Deep learning for gang violence prediction
- train.py : implementation of 3-way classifier with the option to pre-train a language model or classifier.
- Seq2Seq.py : implementation of 3-way classifier with the option to pre-train a sequence to sequence model.
- preprocess_tweets.py : preprocesses the tweets and generates a pickled file and input files that can be input to above classifiers
- keras_impl/models.py : This file defines the architecture of different models like the language model and sequence to sequence autoencoders
- TweetReader2.py : used internally by preprocess_tweets.py
- CascadeClassifier.py : implementation of cascade classifier with the option to pre-train a language model.
- test.py : load the trained model and get the predictions (probabilities and predicted classes)
- Labeled .csv files are assumed to have the following columns: 'text', 'label' and 'tweet_id'.
- Unlabeled .csv files are assumed to have the following columns: 'text' and 'tweet_id'.
- The order of the columns does not matter as long as there is a header line in the .csv files.
- python preprocess_tweets.py --help
- python train.py --help
- python test.py --help
- Before you can train the classifier, you need to preprocess the various data files. Preprocessing will build the vocabulary and also preprocess the tweets. Run the following command to preprocess the data files:
- python preprocess_tweets.py -tr path/to/labeled/train/file -val path/to/labeled/validation/file -tst path/to/labeled/test/file -ofd output/directory/where/you/want/preprocessed/files/to/be/saved --unld_tr path/to/unlabeled/train/file --unld_val path/to/unlabeled/validation/file --word_level True
- The last flag in previous command, --word_level can be used to preprocess the tweets at either character level or word level. By default, the tweets are processed at character level and if word_level is True, then tweets are processed at word level.
- The preprocessing script will create new files in the output directory mentioned in the above command. There will be one file corresponding to each of train, validation, test and unlabeled files.
- These new files will serve as input files to either the classifier or language model.

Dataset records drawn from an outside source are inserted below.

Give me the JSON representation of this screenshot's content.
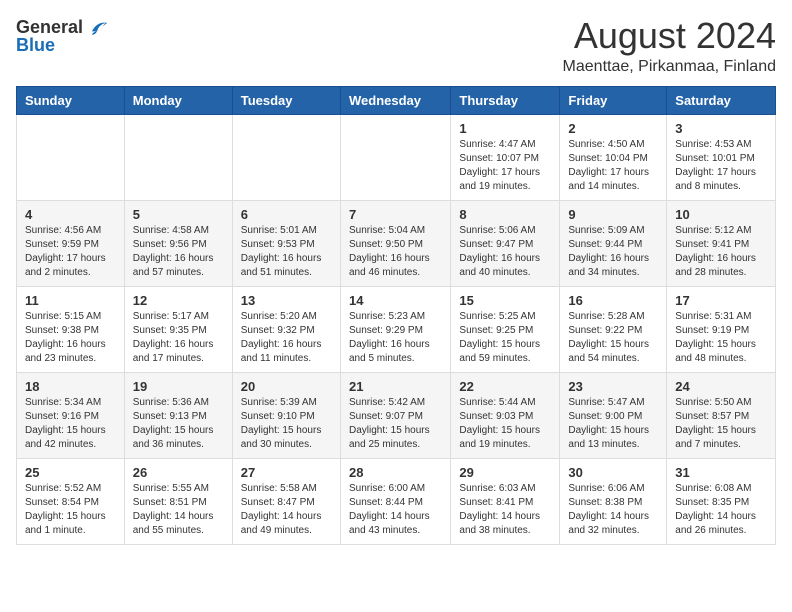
{
  "logo": {
    "general": "General",
    "blue": "Blue"
  },
  "header": {
    "month_year": "August 2024",
    "location": "Maenttae, Pirkanmaa, Finland"
  },
  "weekdays": [
    "Sunday",
    "Monday",
    "Tuesday",
    "Wednesday",
    "Thursday",
    "Friday",
    "Saturday"
  ],
  "weeks": [
    [
      {
        "day": "",
        "info": ""
      },
      {
        "day": "",
        "info": ""
      },
      {
        "day": "",
        "info": ""
      },
      {
        "day": "",
        "info": ""
      },
      {
        "day": "1",
        "info": "Sunrise: 4:47 AM\nSunset: 10:07 PM\nDaylight: 17 hours\nand 19 minutes."
      },
      {
        "day": "2",
        "info": "Sunrise: 4:50 AM\nSunset: 10:04 PM\nDaylight: 17 hours\nand 14 minutes."
      },
      {
        "day": "3",
        "info": "Sunrise: 4:53 AM\nSunset: 10:01 PM\nDaylight: 17 hours\nand 8 minutes."
      }
    ],
    [
      {
        "day": "4",
        "info": "Sunrise: 4:56 AM\nSunset: 9:59 PM\nDaylight: 17 hours\nand 2 minutes."
      },
      {
        "day": "5",
        "info": "Sunrise: 4:58 AM\nSunset: 9:56 PM\nDaylight: 16 hours\nand 57 minutes."
      },
      {
        "day": "6",
        "info": "Sunrise: 5:01 AM\nSunset: 9:53 PM\nDaylight: 16 hours\nand 51 minutes."
      },
      {
        "day": "7",
        "info": "Sunrise: 5:04 AM\nSunset: 9:50 PM\nDaylight: 16 hours\nand 46 minutes."
      },
      {
        "day": "8",
        "info": "Sunrise: 5:06 AM\nSunset: 9:47 PM\nDaylight: 16 hours\nand 40 minutes."
      },
      {
        "day": "9",
        "info": "Sunrise: 5:09 AM\nSunset: 9:44 PM\nDaylight: 16 hours\nand 34 minutes."
      },
      {
        "day": "10",
        "info": "Sunrise: 5:12 AM\nSunset: 9:41 PM\nDaylight: 16 hours\nand 28 minutes."
      }
    ],
    [
      {
        "day": "11",
        "info": "Sunrise: 5:15 AM\nSunset: 9:38 PM\nDaylight: 16 hours\nand 23 minutes."
      },
      {
        "day": "12",
        "info": "Sunrise: 5:17 AM\nSunset: 9:35 PM\nDaylight: 16 hours\nand 17 minutes."
      },
      {
        "day": "13",
        "info": "Sunrise: 5:20 AM\nSunset: 9:32 PM\nDaylight: 16 hours\nand 11 minutes."
      },
      {
        "day": "14",
        "info": "Sunrise: 5:23 AM\nSunset: 9:29 PM\nDaylight: 16 hours\nand 5 minutes."
      },
      {
        "day": "15",
        "info": "Sunrise: 5:25 AM\nSunset: 9:25 PM\nDaylight: 15 hours\nand 59 minutes."
      },
      {
        "day": "16",
        "info": "Sunrise: 5:28 AM\nSunset: 9:22 PM\nDaylight: 15 hours\nand 54 minutes."
      },
      {
        "day": "17",
        "info": "Sunrise: 5:31 AM\nSunset: 9:19 PM\nDaylight: 15 hours\nand 48 minutes."
      }
    ],
    [
      {
        "day": "18",
        "info": "Sunrise: 5:34 AM\nSunset: 9:16 PM\nDaylight: 15 hours\nand 42 minutes."
      },
      {
        "day": "19",
        "info": "Sunrise: 5:36 AM\nSunset: 9:13 PM\nDaylight: 15 hours\nand 36 minutes."
      },
      {
        "day": "20",
        "info": "Sunrise: 5:39 AM\nSunset: 9:10 PM\nDaylight: 15 hours\nand 30 minutes."
      },
      {
        "day": "21",
        "info": "Sunrise: 5:42 AM\nSunset: 9:07 PM\nDaylight: 15 hours\nand 25 minutes."
      },
      {
        "day": "22",
        "info": "Sunrise: 5:44 AM\nSunset: 9:03 PM\nDaylight: 15 hours\nand 19 minutes."
      },
      {
        "day": "23",
        "info": "Sunrise: 5:47 AM\nSunset: 9:00 PM\nDaylight: 15 hours\nand 13 minutes."
      },
      {
        "day": "24",
        "info": "Sunrise: 5:50 AM\nSunset: 8:57 PM\nDaylight: 15 hours\nand 7 minutes."
      }
    ],
    [
      {
        "day": "25",
        "info": "Sunrise: 5:52 AM\nSunset: 8:54 PM\nDaylight: 15 hours\nand 1 minute."
      },
      {
        "day": "26",
        "info": "Sunrise: 5:55 AM\nSunset: 8:51 PM\nDaylight: 14 hours\nand 55 minutes."
      },
      {
        "day": "27",
        "info": "Sunrise: 5:58 AM\nSunset: 8:47 PM\nDaylight: 14 hours\nand 49 minutes."
      },
      {
        "day": "28",
        "info": "Sunrise: 6:00 AM\nSunset: 8:44 PM\nDaylight: 14 hours\nand 43 minutes."
      },
      {
        "day": "29",
        "info": "Sunrise: 6:03 AM\nSunset: 8:41 PM\nDaylight: 14 hours\nand 38 minutes."
      },
      {
        "day": "30",
        "info": "Sunrise: 6:06 AM\nSunset: 8:38 PM\nDaylight: 14 hours\nand 32 minutes."
      },
      {
        "day": "31",
        "info": "Sunrise: 6:08 AM\nSunset: 8:35 PM\nDaylight: 14 hours\nand 26 minutes."
      }
    ]
  ]
}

- To train the classifier with either CNN or LSTM architecture:
- python -u train.py -sdir ../where/you/want/to/save/the/trained/model -md clf/lm -at cnn/lstm -tr ../path/to/labeled/training/data/file -val ../path/to/labeled/validation/data/file -tst ../path/to/labeled/test/data/file -dict ../path/to/dictionary/file
- To restore training of classifier from previously saved model, use the -tm flag and point it to the trained model file.

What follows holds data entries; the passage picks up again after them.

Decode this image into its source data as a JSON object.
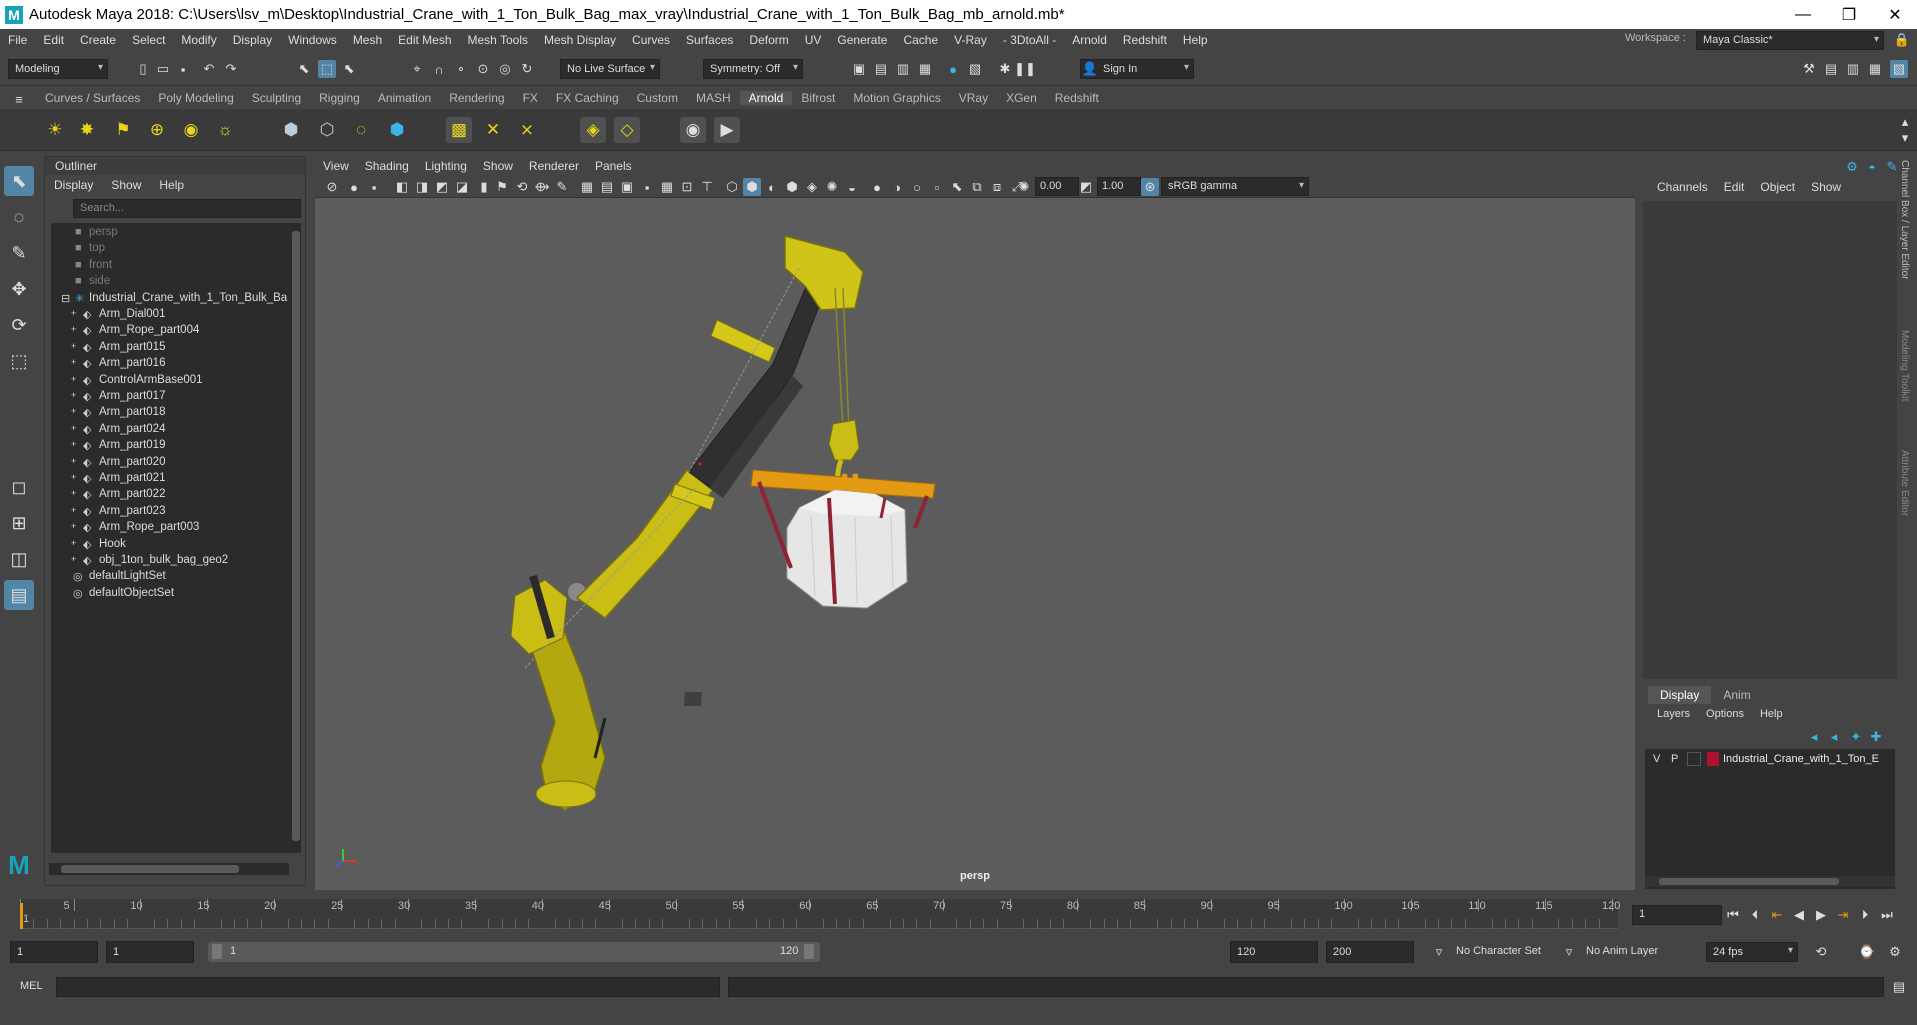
{
  "window": {
    "title": "Autodesk Maya 2018: C:\\Users\\lsv_m\\Desktop\\Industrial_Crane_with_1_Ton_Bulk_Bag_max_vray\\Industrial_Crane_with_1_Ton_Bulk_Bag_mb_arnold.mb*",
    "logo": "M",
    "minimize": "—",
    "restore": "❐",
    "close": "✕"
  },
  "menubar": {
    "items": [
      "File",
      "Edit",
      "Create",
      "Select",
      "Modify",
      "Display",
      "Windows",
      "Mesh",
      "Edit Mesh",
      "Mesh Tools",
      "Mesh Display",
      "Curves",
      "Surfaces",
      "Deform",
      "UV",
      "Generate",
      "Cache",
      "V-Ray",
      "- 3DtoAll -",
      "Arnold",
      "Redshift",
      "Help"
    ],
    "workspace_label": "Workspace :",
    "workspace_value": "Maya Classic*"
  },
  "statusline": {
    "mode": "Modeling",
    "live_surface": "No Live Surface",
    "symmetry": "Symmetry: Off",
    "sign_in": "Sign In"
  },
  "shelf_tabs": [
    "Curves / Surfaces",
    "Poly Modeling",
    "Sculpting",
    "Rigging",
    "Animation",
    "Rendering",
    "FX",
    "FX Caching",
    "Custom",
    "MASH",
    "Arnold",
    "Bifrost",
    "Motion Graphics",
    "VRay",
    "XGen",
    "Redshift"
  ],
  "active_shelf_tab": "Arnold",
  "outliner": {
    "title": "Outliner",
    "menu": [
      "Display",
      "Show",
      "Help"
    ],
    "search_placeholder": "Search...",
    "cameras": [
      "persp",
      "top",
      "front",
      "side"
    ],
    "group": "Industrial_Crane_with_1_Ton_Bulk_Ba",
    "children": [
      "Arm_Dial001",
      "Arm_Rope_part004",
      "Arm_part015",
      "Arm_part016",
      "ControlArmBase001",
      "Arm_part017",
      "Arm_part018",
      "Arm_part024",
      "Arm_part019",
      "Arm_part020",
      "Arm_part021",
      "Arm_part022",
      "Arm_part023",
      "Arm_Rope_part003",
      "Hook",
      "obj_1ton_bulk_bag_geo2"
    ],
    "sets": [
      "defaultLightSet",
      "defaultObjectSet"
    ]
  },
  "viewport": {
    "menu": [
      "View",
      "Shading",
      "Lighting",
      "Show",
      "Renderer",
      "Panels"
    ],
    "exposure": "0.00",
    "gamma": "1.00",
    "color_space": "sRGB gamma",
    "camera_label": "persp"
  },
  "channel_box": {
    "menu": [
      "Channels",
      "Edit",
      "Object",
      "Show"
    ],
    "tabs": [
      "Display",
      "Anim"
    ],
    "layer_menu": [
      "Layers",
      "Options",
      "Help"
    ],
    "layer": {
      "v": "V",
      "p": "P",
      "name": "Industrial_Crane_with_1_Ton_E",
      "color": "#b0112e"
    },
    "side_tabs": [
      "Channel Box / Layer Editor",
      "Modeling Toolkit",
      "Attribute Editor"
    ]
  },
  "timeline": {
    "ticks": [
      "1",
      "5",
      "10",
      "15",
      "20",
      "25",
      "30",
      "35",
      "40",
      "45",
      "50",
      "55",
      "60",
      "65",
      "70",
      "75",
      "80",
      "85",
      "90",
      "95",
      "100",
      "105",
      "110",
      "115",
      "120"
    ],
    "current_frame": "1"
  },
  "range": {
    "start": "1",
    "playback_start": "1",
    "slider_start": "1",
    "slider_end": "120",
    "playback_end": "120",
    "end": "200",
    "character_set": "No Character Set",
    "anim_layer": "No Anim Layer",
    "fps": "24 fps"
  },
  "mel": {
    "label": "MEL"
  },
  "colors": {
    "accent": "#5285a6",
    "crane_yellow": "#c9bd16",
    "beam_orange": "#e39a12",
    "bag_strap": "#8e2433"
  }
}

- To train a language model with LSTM architecture:
- python -u train.py -md lm -at lstm -sdir ../where/you/want/to/save/the/trained/model -dict ../path/to/dictionary/file -unld_tr ../path/to/unlabeled/training/data/file -unld_val ../path/to/unlabeled/validation/data/file
- To get predictions on a test set using a trained model, use the following command:
- python test.py -tst path/to/test/file -wl True -tm path/to/trained/model/file
- To process test file at character level, drop the -wl in the above command.